Na sua petição inicial, os AA. pediram que sejam «anuladas e ineficazes as deliberações tomadas na Assembleia de Condomínio realizada no dia 25/01/2023».
Fundamentaram tal pretensão em vícios relacionados com a convocatória daquela Assembleia, com a votação desta e com as respetivas competências deliberativas.
Na sua contestação, o R. refutou tais vícios, alegou que os AA. arrendaram a fração autónoma de que são proprietários para o exercício do culto religioso e, em pedido reconvencional, requereu «a imediata nulidade do contrato de arrendamento, devendo o (…) Tribunal ordenar que os Autores façam cessar imediatamente a actividade de culto religioso que os inquilinos estão a levar a cabo».     
Vistos assim os autos, é evidente que o pedido reconvencional em causa não emerge dos factos que fundamentam o pedido dos AA., nem do alegado pelo R. relativamente a tais factos.

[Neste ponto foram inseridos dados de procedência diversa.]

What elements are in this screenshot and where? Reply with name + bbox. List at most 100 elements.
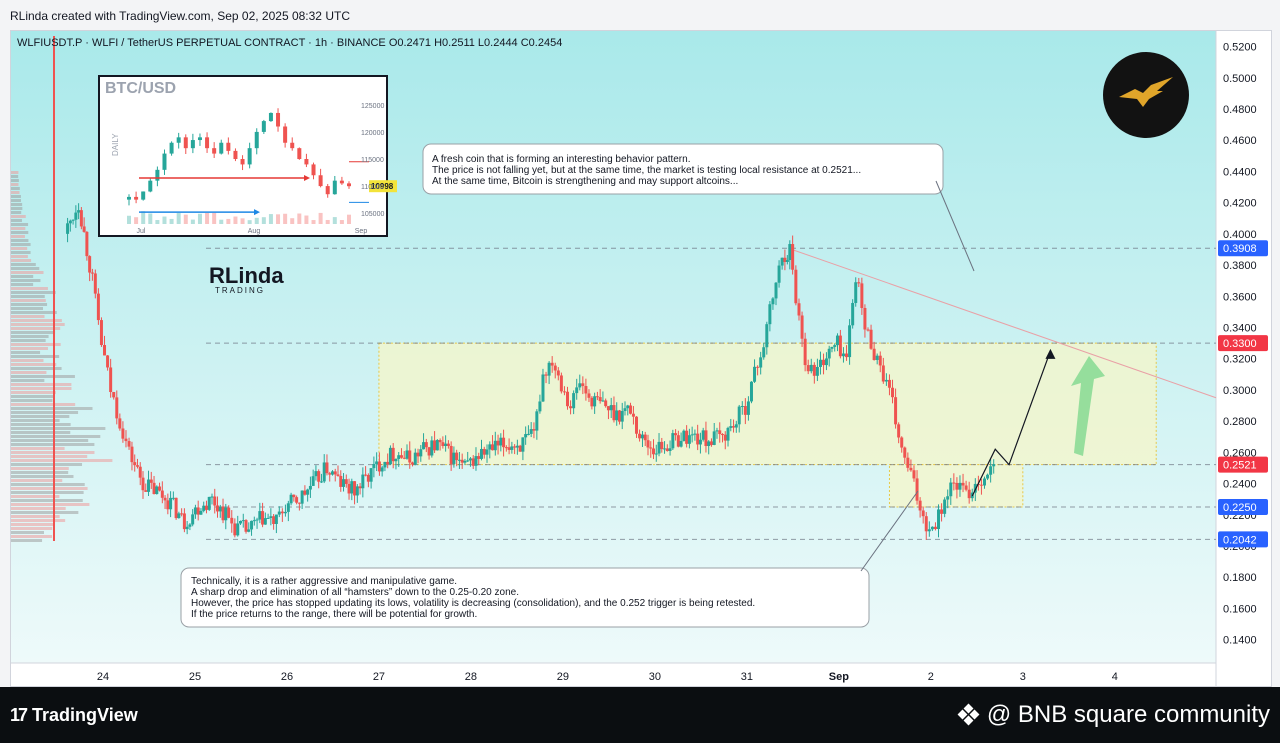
volume-profile-bar [11, 519, 66, 522]
candle [541, 374, 545, 402]
time-tick-label: 30 [649, 671, 661, 683]
candle [230, 517, 234, 524]
zones [378, 342, 1157, 508]
candle [797, 303, 801, 316]
candle [177, 513, 181, 519]
volume-profile-bar [11, 311, 57, 314]
candle [314, 471, 318, 477]
inset-volume-bar [190, 219, 195, 224]
volume-profile-bar [11, 203, 23, 206]
candle [224, 507, 228, 521]
volume-profile-bar [11, 419, 60, 422]
inset-price-ticks: 125000 120000 115000 110000 105000 [361, 103, 384, 218]
inset-time-tick: Sep [355, 228, 368, 235]
candle [430, 440, 434, 456]
volume-profile-bar [11, 211, 22, 214]
volume-profile-bar [11, 531, 44, 534]
volume-profile-bar [11, 243, 31, 246]
volume-profile-bar [11, 383, 72, 386]
candle [99, 320, 103, 346]
volume-profile-bar [11, 507, 66, 510]
candle [606, 406, 610, 411]
price-tick-label: 0.4000 [1223, 229, 1257, 241]
candle [244, 520, 248, 532]
bnb-community: @ BNB square community [957, 701, 1270, 729]
inset-candle [318, 175, 323, 187]
inset-price-tick: 115000 [361, 157, 384, 164]
volume-profile-bar [11, 259, 32, 262]
candle [590, 397, 594, 407]
volume-profile-bar [11, 331, 56, 334]
candle [989, 466, 993, 475]
volume-profile-bar [11, 263, 36, 266]
main-chart[interactable]: 0.5200 0.5000 0.4800 0.4600 0.4400 0.4200 0.40… [11, 31, 1271, 686]
chart-frame[interactable]: 0.5200 0.5000 0.4800 0.4600 0.4400 0.4200 0.40… [10, 30, 1272, 687]
candle [544, 374, 548, 376]
price-tick-label: 0.2800 [1223, 416, 1257, 428]
candle [803, 338, 807, 366]
candle [638, 433, 642, 439]
candle [593, 396, 597, 407]
candle [308, 485, 312, 490]
volume-profile-bar [11, 455, 88, 458]
volume-profile-bar [11, 451, 95, 454]
candle [753, 366, 757, 382]
candle [668, 448, 672, 451]
volume-profile-bar [11, 283, 34, 286]
candle [654, 453, 658, 455]
candle [227, 507, 231, 518]
candle [623, 408, 627, 411]
time-tick-label: 27 [373, 671, 385, 683]
volume-profile-bar [11, 271, 44, 274]
candle [732, 426, 736, 428]
candle [169, 497, 173, 510]
inset-candle [297, 148, 302, 159]
callout-top: A fresh coin that is forming an interest… [422, 143, 975, 272]
volume-profile-bar [11, 535, 53, 538]
candle [207, 496, 211, 510]
tradingview-logo[interactable]: 17 TradingView [10, 705, 138, 726]
inset-volume-bar [276, 214, 281, 224]
candle [394, 458, 398, 462]
inset-volume-bar [205, 212, 210, 224]
candle [216, 505, 220, 512]
time-axis-ticks: 24 25 26 27 28 29 30 31 Sep 2 3 4 [97, 671, 1118, 683]
inset-candle [304, 159, 309, 165]
candle [166, 500, 170, 510]
candle [463, 460, 467, 463]
inset-volume-bar [219, 219, 224, 224]
candle [652, 448, 656, 455]
candle [221, 506, 225, 521]
candle [103, 345, 107, 356]
candle [347, 483, 351, 494]
candle [768, 304, 772, 325]
candle [598, 397, 602, 402]
candle [364, 474, 368, 476]
candle [524, 434, 528, 438]
volume-profile-bar [11, 327, 61, 330]
candle [634, 416, 638, 434]
candle [130, 446, 134, 463]
candle [538, 401, 542, 412]
candle [676, 435, 680, 447]
level-badge [1218, 456, 1268, 473]
volume-profile-bar [11, 439, 89, 442]
price-tick-label: 0.5200 [1223, 42, 1257, 54]
inset-price-tick: 125000 [361, 103, 384, 110]
candle [386, 461, 390, 465]
candle [196, 507, 200, 515]
candle [109, 367, 113, 393]
price-tick-label: 0.2600 [1223, 447, 1257, 459]
inset-volume-bar [268, 214, 273, 224]
price-axis [1216, 31, 1271, 686]
candle [854, 282, 858, 303]
inset-candle [276, 112, 281, 127]
candle [71, 219, 75, 221]
candle [665, 448, 669, 451]
price-tick-label: 0.4800 [1223, 104, 1257, 116]
candle [663, 448, 667, 450]
candle [973, 483, 977, 493]
candle [657, 441, 661, 454]
candle [967, 489, 971, 499]
inset-side-label: DAILY [111, 133, 120, 156]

O R. vai além desses factos e, alegando um contrato de arrendamento de que não é parte, peticiona «a imediata nulidade do mesmo», pelo que inexiste qualquer conexão substancial entre o pedido e causa de pedir dos AA., por um lado, e o pedido reconvencional deduzido pelo R., por outro lado, termos que não deve ser admitido o pedido reconvencional em causa, conforme decidido pelo Tribunal recorrido.
Improcede, pois, nesta sede a pretensão do R., aqui Recorrente.
IV.
DA INUTILIDADE SUPERVENIENTE DA LIDE.
(Conclusões J. a CC. das alegações de recurso).
Em causa está ora saber do acerto da declaração de extinta da instância por inutilidade superveniente da lide.
Segundo o disposto no artigo 277.º, alínea e), do CPCivil «[a] instância extingue-se com a (…) inutilidade superveniente da lide».
Dito de outro modo, a ação finda por inutilidade superveniente da lide quando um facto ocorrido na sua pendência torna de todo em todo escusada a apreciação e decisão da causa.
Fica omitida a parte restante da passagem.